When we talk about IAS, whether in drawing-room conversations or in the media, we often look at them separately from the ministers. On most occasions we reserve the full force of our verbal or literary battering for the ministers, leaving the IAS officers out. But look at the paradox: why should we not talk about how much the steel frame is responsible for the mess we see all around? The steel frame is a metaphor: that means the IAS is the real strength, real life, real force of government. Do we see this strength, life and force in action to the best of our satisfaction anywhere?
When we talk of poor healthcare, we blame politicians. When we talk of schools having no toilets, we blame politicians. When we talk of irrigation or drinking water projects not taking off or being stuck, we blame politicians. When we talk of roads deteriorating in a short period, we blame politicians. Why do we not blame the steel frame? What has been the steel frame doing all the while when programmes have been failing, projects have been languishing and public works have been deteriorating? Are the IAS officers not responsible for the time overruns and cost overruns in government projects? If you look at it objectively, they are more responsible than politicians for the huge waste of public money and massive delay in completion of projects.

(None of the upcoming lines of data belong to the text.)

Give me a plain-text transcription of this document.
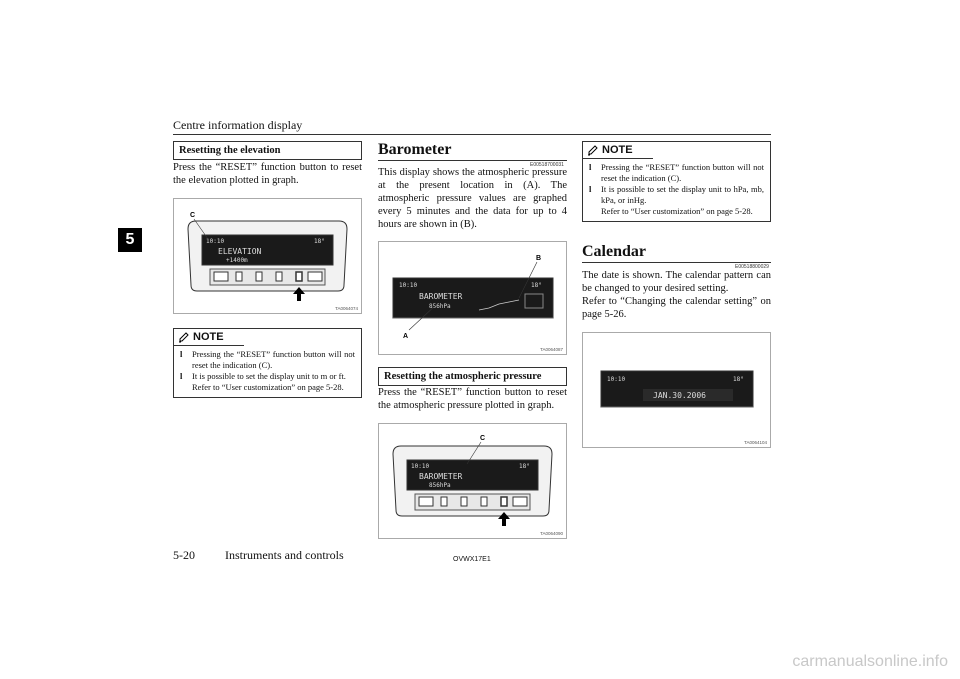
Centre information display
5
Resetting the elevation
Press the “RESET” function button to reset the elevation plotted in graph.
10:10	18°
ELEVATION
+1400m
C
TA0064074
NOTE
l Pressing the “RESET” function button will not reset the indication (C).
l It is possible to set the display unit to m or ft.
Refer to “User customization” on page 5-28.
Barometer
E00518700031
This display shows the atmospheric pressure at the present location in (A). The atmospheric pressure values are graphed every 5 minutes and the data for up to 4 hours are shown in (B).
10:10	18°
BAROMETER
856hPa
A
B
TA0064087
Resetting the atmospheric pressure
Press the “RESET” function button to reset the atmospheric pressure plotted in graph.
10:10	18°
BAROMETER
856hPa
C
TA0064090
NOTE
l Pressing the “RESET” function button will not reset the indication (C).
l It is possible to set the display unit to hPa, mb, kPa, or inHg.
Refer to “User customization” on page 5-28.
Calendar
E00518800029
The date is shown. The calendar pattern can be changed to your desired setting.
Refer to “Changing the calendar setting” on page 5-26.
10:10	18°
JAN.30.2006
TA0064104
5-20	Instruments and controls	OVWX17E1
carmanualsonline.info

Politicians are a different breed, and can be a different subject altogether. Democracy is a very funny system, indeed. Any Tom, Dick or Harry can file his nomination and get elected as a member of a legislature. He can even become a minister. The Tom who has the ability to get elected as a member of a legislature might not have any ability to lead a government department, but democracy allows him to become the leader without any leadership ability. Managerial ability is missing from the eligibility criteria for a candidate. No wonder, governance has come to mean time overruns and cost overruns. What else do you expect when men with no management skills lead government departments just because they are elected representatives of the people? And politics of today makes it worse: elected Toms and Harrys demand government departments on the basis of glamour, power and budget, and the prime minister or the chief minister has to give them what they want, even though they might not have any domain knowledge or management skills.
IAS officers come to government through a different route. They are selected, not elected. There are eligibility criteria for their selection. However, these criteria do not prepare them for the responsibilities they are expected to carry out. Merely doing well in written exams in some subjects such as history and then in the interview does not make them good managers. Most IAS officers lack skills to conceive and make sound policies, to inspire and lead their teams, to closely monitor project progress and to keep delivery schedules. The immunity their career enjoys is enviable. A chief executive or senior executive of a private company would lose their job if they allow time overruns and cost overruns, the two epidemics that plague governments. At least he will not get his bonus and increment. But nothing happens for the same guilt to civil servants.